Says Urushido: This cocktail is my take on a well-made saketini, and it is very special to me. Over the years, I have been asked numerous times to make this drink, which is basically a vodka martini with sake substituted for the dry vermouth. The sake typically makes the drink a bit sweeter and rounder. For our rendition, I wanted to create a cocktail that honored the Japanese traditional sake serve and the classic dry martini. Hinoki is the Japanese cypress that is used to make the masu, the wooden cup used to serve sake. 

When sake is poured into a masu, the scent of cypress becomes part of the experience. To re-create this sensation, I had to source the essence of hinoki, which did not exist. We solved this by creating our own. Unfortunately, you can’t exactly re-create this cocktail as I make it at Katana Kitten without a few drops of a key ingredient, a cypress tree distillate, but I’ve provided a handy workaround to create an approximation. The presentation of the drink is inspired by the traditional sake serve, where a glass is placed in a masu and filled until it overflows into the masu, a sign of expansive generosity. We serve the drink in a custom wooden masu created for us by Cocktail Kingdom

The masu is filled with crushed ice, so the entire surface of the stemless cocktail glass containing the drink has contact with the ice to keep it absolutely cold to the very last sip. To obtain the cypress aroma, I collaborated with Jeff Lindauer, a good friend of mine from Spring44 Distilling in Colorado. We went up into the Rocky Mountains where cypress trees grow in abundance. We identified a varietal that is closest to Japanese cypress, chopped it down and extracted cypress oil. We first tried a maceration, but it didn’t quite capture the flavor, so we fired up the still and created a 140-proof distillate. 

The unique and irreplaceable flavor of the tree is captured in the bottle. In this recipe, I provide the closest approximation, which is a homemade hinoki tincture. If you can’t source hinoki wood chips, experiment with other types of wood or omit the tincture completely. You will still have a delightfully dry martini to enjoy.

1.25 oz Grey Goose vodka
1.25 oz Spring44 Mountain Gin
.5 oz Lustau Solera Reserva fino jarana sherry
.25 oz Dassai 50 junmai daiginjo sake
5 dashes Hinoki Tincture (recipe follows)

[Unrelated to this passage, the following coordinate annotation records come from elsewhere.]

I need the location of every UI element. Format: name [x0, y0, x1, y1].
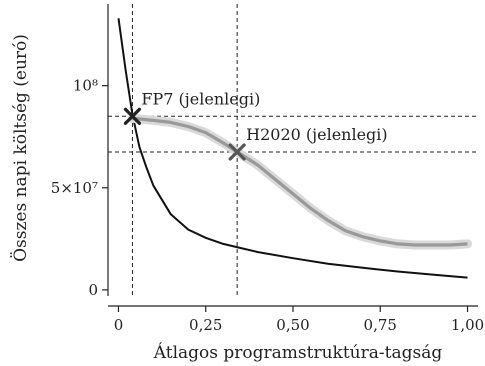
x-marker [123, 107, 142, 125]
series-line-black [117, 18, 468, 279]
x-tick-label: 0,75 [364, 316, 397, 334]
x-marker [228, 143, 246, 161]
y-tick-label: 5×10⁷ [51, 179, 98, 197]
y-tick-label: 0 [88, 281, 98, 299]
series-line-gray [132, 116, 468, 247]
y-tick-label: 10⁸ [73, 77, 98, 95]
y-axis-ticks: 0 5×10⁷ 10⁸ [51, 77, 108, 299]
y-axis-title: Összes napi költség (euró) [10, 34, 31, 262]
x-tick-label: 1,00 [451, 316, 484, 334]
x-axis-title: Átlagos programstruktúra-tagság [153, 342, 443, 363]
plot-frame [107, 4, 478, 307]
x-tick-label: 0 [114, 316, 124, 334]
annotation-label: FP7 (jelenlegi) [141, 89, 260, 108]
x-tick-label: 0,25 [189, 316, 222, 334]
x-tick-label: 0,50 [276, 316, 309, 334]
markers: FP7 (jelenlegi) H2020 (jelenlegi) [123, 89, 388, 161]
reference-lines [108, 4, 478, 296]
annotation-label: H2020 (jelenlegi) [246, 125, 388, 144]
x-axis-ticks: 0 0,25 0,50 0,75 1,00 [114, 306, 484, 334]
series-layer [117, 18, 472, 279]
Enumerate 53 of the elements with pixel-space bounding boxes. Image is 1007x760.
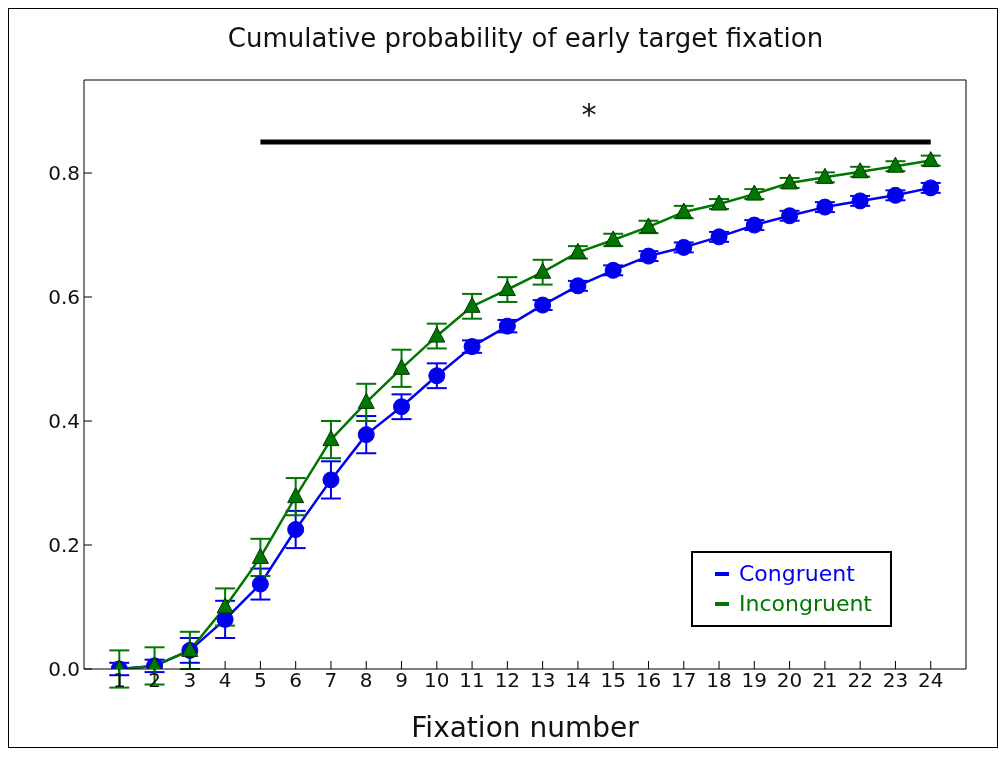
point [287,487,305,504]
point [393,358,411,375]
x-tick-label: 8 [359,668,373,693]
point [357,426,375,444]
point [393,398,411,416]
point [216,597,234,614]
point [886,156,904,173]
point [251,547,269,564]
x-tick-label: 12 [494,668,521,693]
chart-title: Cumulative probability of early target fixation [226,23,825,53]
x-tick-label: 22 [847,668,873,693]
x-tick-label: 17 [671,668,697,693]
x-tick-label: 6 [289,668,303,693]
x-tick-label: 14 [565,668,591,693]
point [287,521,305,538]
y-tick-label: 0.0 [48,657,80,682]
x-tick-label: 20 [776,668,803,693]
x-tick-label: 19 [741,668,768,693]
x-tick-label: 15 [600,668,626,693]
x-tick-label: 10 [424,668,450,693]
point [463,296,481,313]
legend-label: Congruent [738,560,856,588]
x-tick-label: 3 [183,668,197,693]
x-tick-label: 11 [459,668,485,693]
point [816,167,834,184]
x-tick-label: 13 [529,668,556,693]
x-tick-label: 16 [635,668,662,693]
point [745,184,763,201]
point [428,367,446,385]
x-tick-label: 24 [917,668,944,693]
x-axis-title: Fixation number [411,711,640,744]
x-tick-label: 5 [254,668,267,693]
y-tick-label: 0.6 [48,285,80,310]
annotation: * [580,97,598,132]
x-tick-label: 21 [812,668,838,693]
point [498,280,516,297]
x-tick-label: 7 [324,668,338,693]
point [534,262,552,279]
x-tick-label: 2 [148,668,161,693]
x-tick-label: 18 [706,668,732,693]
y-tick-label: 0.4 [48,409,80,434]
point [322,430,340,447]
x-tick-label: 9 [395,668,408,693]
point [428,326,446,343]
point [710,194,728,211]
point [251,575,269,593]
x-tick-label: 4 [218,668,232,693]
legend-label: Incongruent [738,590,872,618]
point [322,471,340,489]
x-tick-label: 23 [882,668,909,693]
y-tick-label: 0.2 [48,533,80,558]
y-tick-label: 0.8 [48,161,80,186]
point [357,392,375,409]
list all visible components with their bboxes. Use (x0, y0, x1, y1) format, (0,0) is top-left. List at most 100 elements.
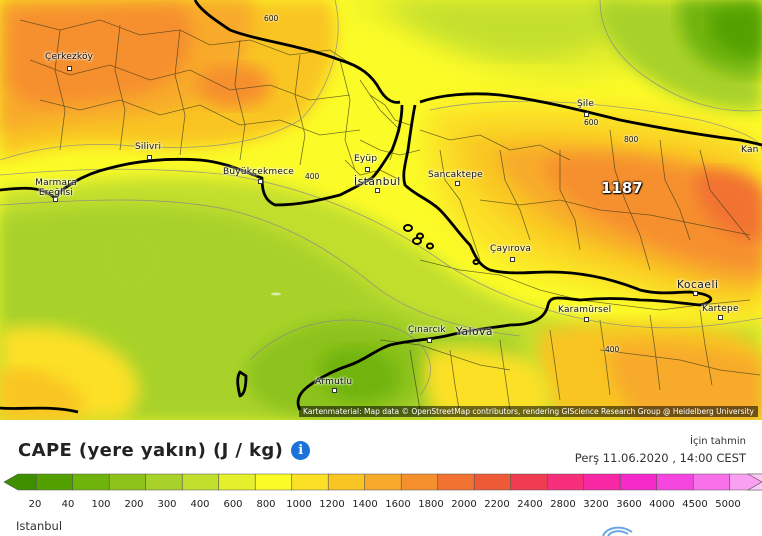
cape-field-green-nc (380, 0, 640, 59)
city-dot-kocaeli (693, 291, 698, 296)
city-dot-silivri (147, 155, 152, 160)
city-label-cayirova[interactable]: Çayırova (490, 244, 532, 254)
legend-tick-label: 1800 (418, 499, 444, 510)
cape-field-green-west (95, 219, 166, 295)
legend-tick-label: 1200 (319, 499, 345, 510)
city-label-kan[interactable]: Kan (741, 145, 759, 155)
legend-tick-label: 800 (256, 499, 276, 510)
legend-swatch (364, 473, 402, 491)
cape-field-orange-nw4 (196, 64, 271, 109)
legend-tick-label: 400 (190, 499, 210, 510)
forecast-time: Perş 11.06.2020 , 14:00 CEST (574, 451, 746, 465)
legend-tick-label: 100 (91, 499, 111, 510)
legend-tick-label: 1400 (352, 499, 378, 510)
legend-swatch (473, 473, 512, 491)
legend-swatch (400, 473, 439, 491)
legend-tick-label: 2200 (484, 499, 510, 510)
city-label-buyukcekmece[interactable]: Büyükçekmece (223, 167, 295, 177)
city-dot-cayirova (510, 257, 515, 262)
cape-field-green-south-core (319, 347, 399, 403)
info-icon[interactable]: i (291, 441, 311, 460)
legend-swatch (327, 473, 366, 491)
legend-tick-label: 600 (223, 499, 243, 510)
legend-swatch (656, 473, 694, 491)
legend-swatch (145, 473, 183, 491)
legend-color-bar (4, 473, 762, 491)
city-dot-cinarcik (427, 338, 432, 343)
legend-tick-label: 1000 (286, 499, 312, 510)
city-dot-cerkezkoy (67, 66, 72, 71)
legend-tick-label: 20 (28, 499, 42, 510)
city-label-karamursel[interactable]: Karamürsel (558, 305, 612, 315)
legend-swatch (746, 473, 762, 491)
city-dot-kartepe (718, 315, 723, 320)
city-dot-buyukcekmece (258, 179, 263, 184)
city-dot-marmara-eregli (53, 197, 58, 202)
contour-label: 600 (264, 14, 279, 23)
legend-swatch (4, 473, 37, 491)
islands (403, 224, 480, 265)
contour-label: 800 (624, 135, 639, 144)
legend-tick-label: 2800 (550, 499, 576, 510)
city-label-armutlu[interactable]: Armutlu (315, 377, 353, 387)
forecast-label: İçin tahmin (690, 436, 746, 447)
city-label-marmara-eregli[interactable]: Marmara Ereğlisi (35, 178, 77, 198)
city-label-kartepe[interactable]: Kartepe (702, 304, 739, 314)
legend-swatch (692, 473, 731, 491)
legend-swatch (72, 473, 110, 491)
legend-tick-label: 300 (157, 499, 177, 510)
contour-label: 400 (305, 172, 320, 181)
legend-tick-label: 3200 (583, 499, 609, 510)
title-row: CAPE (yere yakın) (J / kg) i (18, 440, 311, 461)
legend-tick-label: 40 (61, 499, 75, 510)
city-label-sile[interactable]: Şile (577, 99, 595, 109)
district-boundaries (19, 19, 761, 416)
legend-tick-label: 5000 (715, 499, 741, 510)
small-island (271, 292, 281, 296)
legend-tick-label: 2000 (451, 499, 477, 510)
contour-label: 400 (605, 345, 620, 354)
legend-tick-label: 200 (124, 499, 144, 510)
city-label-cerkezkoy[interactable]: Çerkezköy (45, 52, 94, 62)
legend-tick-label: 2400 (517, 499, 543, 510)
legend-tick-label: 1600 (385, 499, 411, 510)
city-label-eyup[interactable]: Eyüp (354, 154, 378, 164)
city-label-yalova[interactable]: Yalova (456, 326, 493, 338)
city-dot-armutlu (332, 388, 337, 393)
legend-swatch (254, 473, 293, 491)
contour-label: 600 (584, 118, 599, 127)
cape-field-orange-e4 (695, 170, 762, 240)
city-dot-karamursel (584, 317, 589, 322)
legend-swatch (437, 473, 475, 491)
legend-swatch (546, 473, 585, 491)
legend-swatch (291, 473, 329, 491)
legend-swatch (108, 473, 147, 491)
city-label-istanbul[interactable]: İstanbul (354, 176, 401, 188)
city-dot-istanbul (375, 188, 380, 193)
legend-swatch (583, 473, 621, 491)
city-label-kocaeli[interactable]: Kocaeli (677, 279, 719, 291)
city-label-cinarcik[interactable]: Çınarcık (408, 325, 446, 335)
map-attribution[interactable]: Kartenmaterial: Map data © OpenStreetMap… (299, 406, 758, 417)
legend-swatch (35, 473, 74, 491)
legend-swatch (181, 473, 220, 491)
city-dot-sile (584, 112, 589, 117)
cape-map-canvas (0, 0, 762, 420)
city-dot-sancaktepe (455, 181, 460, 186)
cape-field-orange-nw3 (8, 5, 193, 105)
location-label: Istanbul (16, 519, 63, 533)
city-label-sancaktepe[interactable]: Sancaktepe (428, 170, 483, 180)
max-value-label: 1187 (601, 179, 643, 197)
cape-field-green-ne3 (710, 5, 762, 56)
legend-tick-label: 4500 (682, 499, 708, 510)
legend-ticks: 20 40 100 200 300 400 600 800 1000 1200 1400 1600 18… (0, 499, 762, 513)
cape-map[interactable]: Çerkezköy Silivri Marmara Ereğlisi Büyük… (0, 0, 762, 420)
legend-swatch (218, 473, 256, 491)
cape-field-yellow-s (424, 348, 550, 420)
city-label-silivri[interactable]: Silivri (135, 142, 162, 152)
cape-field-orange-se2 (609, 343, 762, 420)
legend-tick-label: 3600 (616, 499, 642, 510)
city-dot-eyup (365, 167, 370, 172)
coastlines (0, 0, 762, 414)
contour-lines (0, 0, 762, 396)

Garnish: lemon twist, kombu-brined olive, rakkyo (pickled Japanese scallion bulb), and cypress leaf

Fill a square wooden masu cup with pebble ice and place a chilled, stemless martini glass in the ice. Combine the vodka, gin, sherry, sake and hinoki tincture in a mixing glass filled with ice. Stir until chilled and strain into the glass. Express a lemon twist over the surface of the drink and discard, then spray four bursts of hinoki tincture over the drink. Delicately adorn the pebble ice around the glass with a kombu-brined olive, rakkyo and a cypress leaf.

Hinoki Tincture
Makes 2 cups

.5 cup Hinoki wood chips
2 cups Everclear or high-proof vodka

Combine the wood chips and Everclear in an airtight 1.5-pint glass container and allow the chips to macerate for 24 hours. Strain into an airtight 1-pint container glass. Divide some of the tincture into a 4-ounce atomizer bottle and a 4-ounce dropper bottle, storing the remainder in the glass container. Seal the containers and store in the pantry indefinitely.